Just heard this lady walk by on her phone saying "did everyone orgasm?"
Woke up at 4:30am to my little brother shaking me. Apparently I fell asleep naked on my kitchen table waiting for the toaster to pop. 2 years of college completed and i still havent learned my drinking limit...
He looked down at his phone and screamed "I'M NOT A DAD!" and then bought the entire bar a round
downstairs . braiding the drunk passed out girls hair, she will thank us In the morning
It's like a puppy that we have to take care of at all times or else she'll get sad, lonely, and chew on the furniture. And by 'chew on the furniture', I mean have anonymous sex.
I have fiberglass splinters all over my hands and woke up with a sign that says PUMPKINS in my room.
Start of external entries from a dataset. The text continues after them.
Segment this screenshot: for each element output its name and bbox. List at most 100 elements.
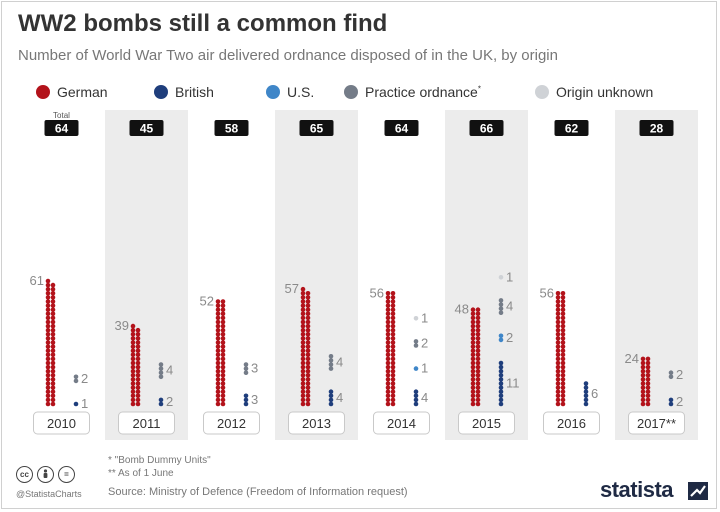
dot-german bbox=[215, 368, 221, 374]
dot-german bbox=[220, 327, 226, 333]
column-shade bbox=[275, 110, 358, 440]
dot-german bbox=[475, 327, 481, 333]
dot-german bbox=[560, 352, 566, 358]
dot-practice-ordnance bbox=[413, 343, 419, 348]
dot-german bbox=[555, 344, 561, 349]
dot-german bbox=[560, 364, 566, 370]
dot-german bbox=[555, 393, 561, 399]
dot-german bbox=[130, 352, 136, 358]
dot-german bbox=[300, 356, 306, 362]
value-label-german: 56 bbox=[540, 285, 554, 300]
dot-german bbox=[475, 319, 481, 325]
value-label-british: 2 bbox=[676, 394, 683, 409]
legend-label-practice: Practice ordnance* bbox=[365, 84, 481, 100]
dot-german bbox=[470, 401, 476, 407]
dot-practice-ordnance bbox=[243, 370, 249, 376]
legend: German British U.S. Practice ordnance* O… bbox=[36, 82, 706, 102]
source-note: Source: Ministry of Defence (Freedom of … bbox=[108, 486, 408, 498]
value-label-german: 52 bbox=[200, 294, 214, 309]
dot-german bbox=[135, 377, 141, 382]
value-label-practice-ordnance: 2 bbox=[81, 371, 88, 386]
dot-practice-ordnance bbox=[328, 358, 334, 363]
dot-german bbox=[45, 344, 51, 349]
dot-german bbox=[215, 315, 221, 321]
dot-german bbox=[390, 332, 396, 337]
dot-german bbox=[475, 373, 481, 378]
dot-practice-ordnance bbox=[498, 298, 504, 303]
dot-british bbox=[668, 397, 674, 403]
dot-british bbox=[328, 397, 334, 403]
dot-german bbox=[470, 315, 476, 321]
total-value: 65 bbox=[310, 122, 324, 136]
category-box bbox=[458, 411, 515, 435]
statista-handle[interactable]: @StatistaCharts bbox=[16, 489, 82, 499]
column-shade bbox=[615, 110, 698, 440]
dot-german bbox=[470, 373, 476, 378]
dot-german bbox=[305, 307, 311, 312]
dot-german bbox=[305, 327, 311, 333]
dot-german bbox=[645, 360, 651, 366]
dot-german bbox=[135, 348, 141, 353]
dot-german bbox=[300, 373, 306, 378]
dot-german bbox=[555, 291, 561, 296]
dot-german bbox=[220, 368, 226, 374]
dot-british bbox=[498, 377, 504, 382]
dot-german bbox=[390, 401, 396, 407]
dot-german bbox=[305, 373, 311, 378]
dot-german bbox=[45, 299, 51, 304]
dot-german bbox=[50, 381, 56, 386]
dot-german bbox=[640, 381, 646, 386]
dot-german bbox=[645, 373, 651, 378]
legend-item-practice: Practice ordnance* bbox=[344, 82, 481, 102]
dot-german bbox=[220, 307, 226, 312]
dot-german bbox=[560, 377, 566, 382]
total-value: 64 bbox=[55, 122, 69, 136]
dot-german bbox=[560, 303, 566, 308]
value-label-british: 2 bbox=[166, 394, 173, 409]
footnote-1: * "Bomb Dummy Units" bbox=[108, 455, 211, 466]
dot-german bbox=[135, 340, 141, 345]
dot-german bbox=[475, 356, 481, 362]
dot-german bbox=[560, 381, 566, 386]
category-label: 2011 bbox=[133, 416, 161, 431]
cc-icon: cc bbox=[16, 466, 33, 483]
legend-item-us: U.S. bbox=[266, 82, 314, 102]
dot-german bbox=[555, 319, 561, 325]
dot-german bbox=[640, 397, 646, 403]
dot-german bbox=[220, 319, 226, 325]
dot-german bbox=[45, 327, 51, 333]
dot-german bbox=[305, 377, 311, 382]
dot-german bbox=[470, 307, 476, 312]
dot-german bbox=[555, 385, 561, 390]
legend-item-unknown: Origin unknown bbox=[535, 82, 653, 102]
value-label-practice-ordnance: 3 bbox=[251, 361, 258, 376]
value-label-german: 39 bbox=[115, 318, 129, 333]
dot-german bbox=[305, 364, 311, 370]
dot-german bbox=[385, 319, 391, 325]
dot-german bbox=[300, 332, 306, 337]
dot-german bbox=[475, 336, 481, 341]
value-label-german: 24 bbox=[625, 351, 639, 366]
dot-german bbox=[45, 368, 51, 374]
dot-german bbox=[390, 299, 396, 304]
dot-german bbox=[130, 348, 136, 353]
dot-german bbox=[45, 291, 51, 296]
dot-german bbox=[45, 323, 51, 329]
dot-german bbox=[560, 327, 566, 333]
dot-origin-unknown bbox=[413, 316, 419, 321]
dot-german bbox=[300, 319, 306, 325]
dot-german bbox=[45, 340, 51, 345]
legend-dot-practice bbox=[344, 85, 358, 99]
dot-german bbox=[45, 348, 51, 353]
dot-german bbox=[45, 397, 51, 403]
statista-logo[interactable]: statista bbox=[600, 477, 674, 502]
dot-german bbox=[215, 389, 221, 395]
legend-label-practice-text: Practice ordnance bbox=[365, 84, 478, 100]
total-value: 45 bbox=[140, 122, 154, 136]
dot-german bbox=[390, 373, 396, 378]
legend-item-british: British bbox=[154, 82, 214, 102]
dot-german bbox=[470, 327, 476, 333]
dot-german bbox=[470, 397, 476, 403]
dot-german bbox=[220, 303, 226, 308]
dot-german bbox=[300, 348, 306, 353]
Gotcha. Well, I'm puking and trying to keep down water from a mug that says "love the moment" around the rim. Not loving this particular moment.
I'm not asking you to commit. I'm politely asking your penis to be my friend.
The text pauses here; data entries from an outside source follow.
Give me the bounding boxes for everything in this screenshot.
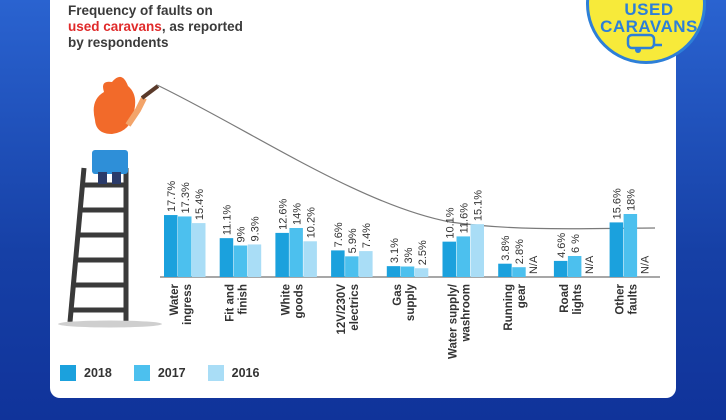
legend-label-2018: 2018: [84, 366, 112, 380]
bar-2017-6: [512, 267, 526, 277]
bar-2018-0: [164, 215, 178, 277]
value-label-2016-1: 9.3%: [250, 216, 262, 241]
legend-swatch-2016: [207, 365, 224, 381]
value-label-2018-4: 3.1%: [389, 238, 401, 263]
value-label-2016-8: N/A: [640, 255, 652, 274]
bar-2018-1: [219, 238, 234, 277]
value-label-2018-8: 15.6%: [612, 188, 624, 219]
bar-2017-7: [567, 256, 582, 277]
bar-2016-2: [303, 241, 317, 277]
legend-label-2016: 2016: [231, 366, 260, 380]
bar-2016-5: [470, 224, 484, 277]
category-label-0-0: Water: [169, 283, 181, 315]
category-label-4-1: supply: [405, 283, 417, 321]
value-label-2017-7: 6 %: [570, 234, 582, 253]
bar-2017-3: [345, 256, 359, 277]
legend-swatch-2017: [133, 365, 150, 381]
category-label-1-0: Fit and: [225, 284, 237, 322]
category-label-8-0: Other: [615, 283, 627, 314]
value-label-2018-2: 12.6%: [277, 198, 289, 229]
value-label-2017-1: 9%: [236, 226, 248, 242]
value-label-2017-0: 17.3%: [180, 182, 192, 213]
category-label-2-0: White: [280, 284, 292, 315]
bar-2017-0: [178, 216, 192, 277]
bar-2018-4: [386, 266, 401, 277]
value-label-2017-4: 3%: [403, 247, 415, 263]
category-label-3-1: electrics: [349, 284, 361, 331]
value-label-2017-3: 5.9%: [347, 228, 359, 253]
title-accent: used caravans: [68, 19, 162, 34]
category-label-5-1: washroom: [461, 284, 473, 343]
category-label-3-0: 12V/230V: [336, 284, 348, 335]
ladder-illustration: [58, 76, 162, 328]
category-label-2-1: goods: [293, 284, 305, 319]
badge-line2: CARAVANS: [600, 17, 698, 36]
category-label-6-0: Running: [503, 284, 515, 331]
badge-line1: USED: [624, 0, 674, 19]
trend-line: [156, 84, 656, 230]
title-rest: , as reported: [161, 19, 243, 34]
bar-2018-5: [442, 241, 456, 277]
value-labels-group: 17.7% 17.3% 15.4% 11.1% 9% 9.3% 12.6% 14% 10.2% 7…: [166, 181, 652, 274]
value-label-2016-4: 2.5%: [417, 240, 429, 265]
bars-group: [164, 214, 638, 277]
category-label-7-1: lights: [572, 284, 584, 315]
caravan-icon: [626, 33, 662, 53]
value-label-2017-8: 18%: [626, 189, 638, 211]
value-label-2016-6: N/A: [528, 255, 540, 274]
category-label-1-1: finish: [238, 284, 250, 315]
value-label-2017-6: 2.8%: [514, 239, 526, 264]
value-label-2016-5: 15.1%: [473, 190, 485, 221]
bar-2018-8: [609, 222, 624, 277]
value-label-2017-2: 14%: [291, 203, 303, 225]
bar-2016-1: [247, 244, 262, 277]
value-label-2018-5: 10.1%: [445, 207, 457, 238]
infographic-card: [50, 0, 676, 398]
bar-2017-4: [400, 266, 415, 277]
value-label-2018-3: 7.6%: [333, 222, 345, 247]
category-label-8-1: faults: [628, 284, 640, 315]
legend-item-2018: 2018: [60, 365, 112, 381]
bar-2016-0: [192, 223, 206, 277]
value-label-2018-0: 17.7%: [166, 181, 178, 212]
bar-2016-3: [359, 251, 373, 277]
value-label-2016-2: 10.2%: [305, 207, 317, 238]
category-label-7-0: Road: [559, 284, 571, 313]
legend-item-2017: 2017: [133, 365, 186, 381]
bar-2018-2: [275, 232, 289, 277]
category-labels-group: Water ingress Fit and finish White goods 12V/2…: [169, 283, 640, 359]
bar-2018-6: [498, 263, 512, 277]
bar-2017-1: [233, 245, 248, 277]
category-label-4-0: Gas: [392, 284, 404, 306]
value-label-2018-1: 11.1%: [222, 205, 234, 236]
category-label-5-0: Water supply/: [448, 283, 460, 359]
bar-2018-3: [331, 250, 345, 277]
category-label-0-1: ingress: [182, 284, 194, 325]
bar-2017-5: [456, 236, 470, 277]
legend-item-2016: 2016: [207, 365, 260, 381]
value-label-2018-6: 3.8%: [500, 235, 512, 260]
legend-label-2017: 2017: [157, 366, 186, 380]
chart-title: Frequency of faults on used caravans, as …: [68, 3, 298, 51]
value-label-2018-7: 4.6%: [556, 233, 568, 258]
value-label-2016-3: 7.4%: [361, 223, 373, 248]
legend: 2018 2017 2016: [60, 363, 281, 383]
title-line3: by respondents: [68, 35, 169, 50]
bar-2017-2: [289, 228, 303, 277]
value-label-2017-5: 11.6%: [459, 203, 471, 234]
legend-swatch-2018: [60, 365, 76, 381]
bar-2016-4: [414, 268, 429, 277]
badge-text: USED CARAVANS: [599, 1, 699, 35]
title-line1: Frequency of faults on: [68, 3, 213, 18]
value-label-2016-7: N/A: [584, 255, 596, 274]
bar-2017-8: [623, 214, 638, 277]
value-label-2016-0: 15.4%: [194, 189, 206, 220]
category-label-6-1: gear: [516, 283, 528, 308]
bar-2018-7: [553, 260, 568, 277]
You BETTER NOT STEAL MY MOTHERFUCKING SQUIRREL
sorry for laughing and taking pictures while you were having an asthma attack on st. patricks day
My eczema on my back is flaring up so he rubbed coconut oil on it while we were boning down. If that's not a picture of 8 years married I dunno what is.
You got me 4 pizzas and i just saw this. I'm too drunk for this shit. I just yelled "4 pizzas holy shit!" At the pizza dude
When i was tripping hard i was banging Jeff's roommate and her room turned into Hogwarts
Also when we were banging i thought my high school librarian was perched up on top of the stereo like a gargoyle but it ended up just being her cat
Tight. Want to get up, make coffee, sit on separate couches and silently read our mobile devices together?
You walked right into the door. Even the door guy and security guys were laughing.